Now, many Americans are up in arms about health care auguring in the Union of Soviet American States. There are again twitchings towards force of arms to resist the taking away of our fundamental right to be bankrupted by little Billy's hernia operation. Obama's election really did rile folks up, and the rhetoric on the blogs of America's ultra-conservatives has again become almost indistinguishable from the manifestos written by McVeigh.

Truth be told, the kamikaze attack on the IRS building in Texas and the recent shooting at the Pentagon aren't really Tea Party related. Both attackers were libertarian/anarchist, with a healthy dose of plain ol' disturbed human being thrown into the mix.

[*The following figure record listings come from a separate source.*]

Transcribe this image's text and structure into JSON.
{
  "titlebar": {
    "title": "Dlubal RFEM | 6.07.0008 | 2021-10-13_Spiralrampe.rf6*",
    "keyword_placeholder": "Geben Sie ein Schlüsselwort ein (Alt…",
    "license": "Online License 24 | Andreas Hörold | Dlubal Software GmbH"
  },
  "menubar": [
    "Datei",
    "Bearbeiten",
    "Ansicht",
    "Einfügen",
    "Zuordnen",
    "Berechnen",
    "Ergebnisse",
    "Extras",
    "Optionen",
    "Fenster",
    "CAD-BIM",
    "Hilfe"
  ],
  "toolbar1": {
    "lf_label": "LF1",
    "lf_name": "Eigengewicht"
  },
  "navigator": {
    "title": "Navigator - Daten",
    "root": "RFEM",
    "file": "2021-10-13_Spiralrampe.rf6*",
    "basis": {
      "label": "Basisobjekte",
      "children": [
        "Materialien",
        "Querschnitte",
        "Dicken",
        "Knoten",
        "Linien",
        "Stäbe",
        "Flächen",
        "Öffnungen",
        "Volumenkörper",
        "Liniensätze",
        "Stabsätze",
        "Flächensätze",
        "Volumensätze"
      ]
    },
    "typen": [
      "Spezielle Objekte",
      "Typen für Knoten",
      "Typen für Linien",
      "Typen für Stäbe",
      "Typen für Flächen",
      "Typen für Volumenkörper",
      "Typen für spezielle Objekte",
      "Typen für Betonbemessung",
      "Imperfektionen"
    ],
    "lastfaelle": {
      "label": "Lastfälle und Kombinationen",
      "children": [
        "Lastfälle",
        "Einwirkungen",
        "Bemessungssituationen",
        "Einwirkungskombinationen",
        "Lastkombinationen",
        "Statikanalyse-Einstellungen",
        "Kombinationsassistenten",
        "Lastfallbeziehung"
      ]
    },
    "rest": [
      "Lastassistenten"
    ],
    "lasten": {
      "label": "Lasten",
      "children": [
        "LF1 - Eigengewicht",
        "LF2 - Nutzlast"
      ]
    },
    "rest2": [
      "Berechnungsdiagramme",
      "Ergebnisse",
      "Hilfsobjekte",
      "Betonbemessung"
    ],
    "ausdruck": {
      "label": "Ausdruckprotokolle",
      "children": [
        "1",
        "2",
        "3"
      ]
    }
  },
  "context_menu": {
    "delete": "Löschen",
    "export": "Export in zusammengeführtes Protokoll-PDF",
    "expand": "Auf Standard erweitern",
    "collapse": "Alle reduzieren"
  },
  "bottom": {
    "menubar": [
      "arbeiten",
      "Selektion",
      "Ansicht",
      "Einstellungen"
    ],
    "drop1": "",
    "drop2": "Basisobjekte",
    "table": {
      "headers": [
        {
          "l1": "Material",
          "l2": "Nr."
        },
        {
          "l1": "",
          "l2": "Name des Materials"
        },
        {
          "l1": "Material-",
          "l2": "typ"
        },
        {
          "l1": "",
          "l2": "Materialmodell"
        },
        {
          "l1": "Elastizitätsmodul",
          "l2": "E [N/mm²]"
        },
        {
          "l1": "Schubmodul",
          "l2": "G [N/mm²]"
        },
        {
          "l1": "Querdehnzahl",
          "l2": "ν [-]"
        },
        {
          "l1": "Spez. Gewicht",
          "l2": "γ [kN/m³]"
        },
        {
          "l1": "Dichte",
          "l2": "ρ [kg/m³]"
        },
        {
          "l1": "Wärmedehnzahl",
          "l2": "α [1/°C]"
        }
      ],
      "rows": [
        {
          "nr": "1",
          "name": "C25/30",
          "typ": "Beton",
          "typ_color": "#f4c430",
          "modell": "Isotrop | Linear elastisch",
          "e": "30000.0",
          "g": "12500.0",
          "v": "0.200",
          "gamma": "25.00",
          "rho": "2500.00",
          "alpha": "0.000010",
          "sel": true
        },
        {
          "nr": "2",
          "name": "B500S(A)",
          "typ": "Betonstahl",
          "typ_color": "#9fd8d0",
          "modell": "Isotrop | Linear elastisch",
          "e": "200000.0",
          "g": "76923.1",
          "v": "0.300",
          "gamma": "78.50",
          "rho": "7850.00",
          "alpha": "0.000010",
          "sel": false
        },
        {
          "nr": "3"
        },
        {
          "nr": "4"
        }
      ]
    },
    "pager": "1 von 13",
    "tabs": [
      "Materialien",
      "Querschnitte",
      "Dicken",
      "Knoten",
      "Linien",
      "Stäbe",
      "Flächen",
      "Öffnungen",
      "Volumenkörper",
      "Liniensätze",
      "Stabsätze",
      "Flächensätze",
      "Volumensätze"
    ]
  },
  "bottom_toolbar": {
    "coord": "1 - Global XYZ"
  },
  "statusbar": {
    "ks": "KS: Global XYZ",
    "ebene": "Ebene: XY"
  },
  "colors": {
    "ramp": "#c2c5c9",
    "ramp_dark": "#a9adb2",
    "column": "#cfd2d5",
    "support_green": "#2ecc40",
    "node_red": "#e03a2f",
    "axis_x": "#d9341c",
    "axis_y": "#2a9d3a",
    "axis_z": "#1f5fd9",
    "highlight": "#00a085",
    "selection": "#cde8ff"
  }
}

The challenge, of course, is that the radical and anarchic individualism that lives deep in the American id can swiftly turn to the use of force to fight the powers that be. It's a classic tool of the anarchist on both left and right, as sabotage and terror are used to undermine the power structures that oppress. You can't build a new world where you're free to do whatever you damn well please without doing some ending-of-the Fight Club destruction, or so the argument goes. Put on your black bandana! pour yourself a Molotov cocktail! You need to blow it all up, tear it all down, and then do a tabula rasa hard restart.

Problem is, this perspective doesn't strike me as truly anarchic. Anarchy is, as I grasp it from my admittedly Jesusy perspective, the radical opposition to human beings having coercive power over other human beings. It stands against both cultural and economic power structures because those power structures are almost invariably used to aggregate power in the hands of a few. It isn't really a particular socio-economic system, because the underlying assumptions of both societies and markets depend on coercive power.

The popular image of the anarchist, which many self-proclaimed anarchists have embraced, is completely at odds with the core ethic of anarchy. For those who reject the power of government and the market, the use of violence to resist that power means that you have internalized and are acting upon the very ethic of coercive power that you purport to reject. Inflicting harm or the use of violence to bring about a particular end is totally at odds with renouncing power over others.

When an angry soul strikes out against the Fed, or the IRS, or Wall Street, or the Pentagon, they aren't serving the cause of freedom from coercion. They are only showing that they haven't really internalized their resistance to power, and that they don't understand the Law of Liberty.

Which, I suppose, makes the Amish the only true anarchists. Or perhaps the Shakers.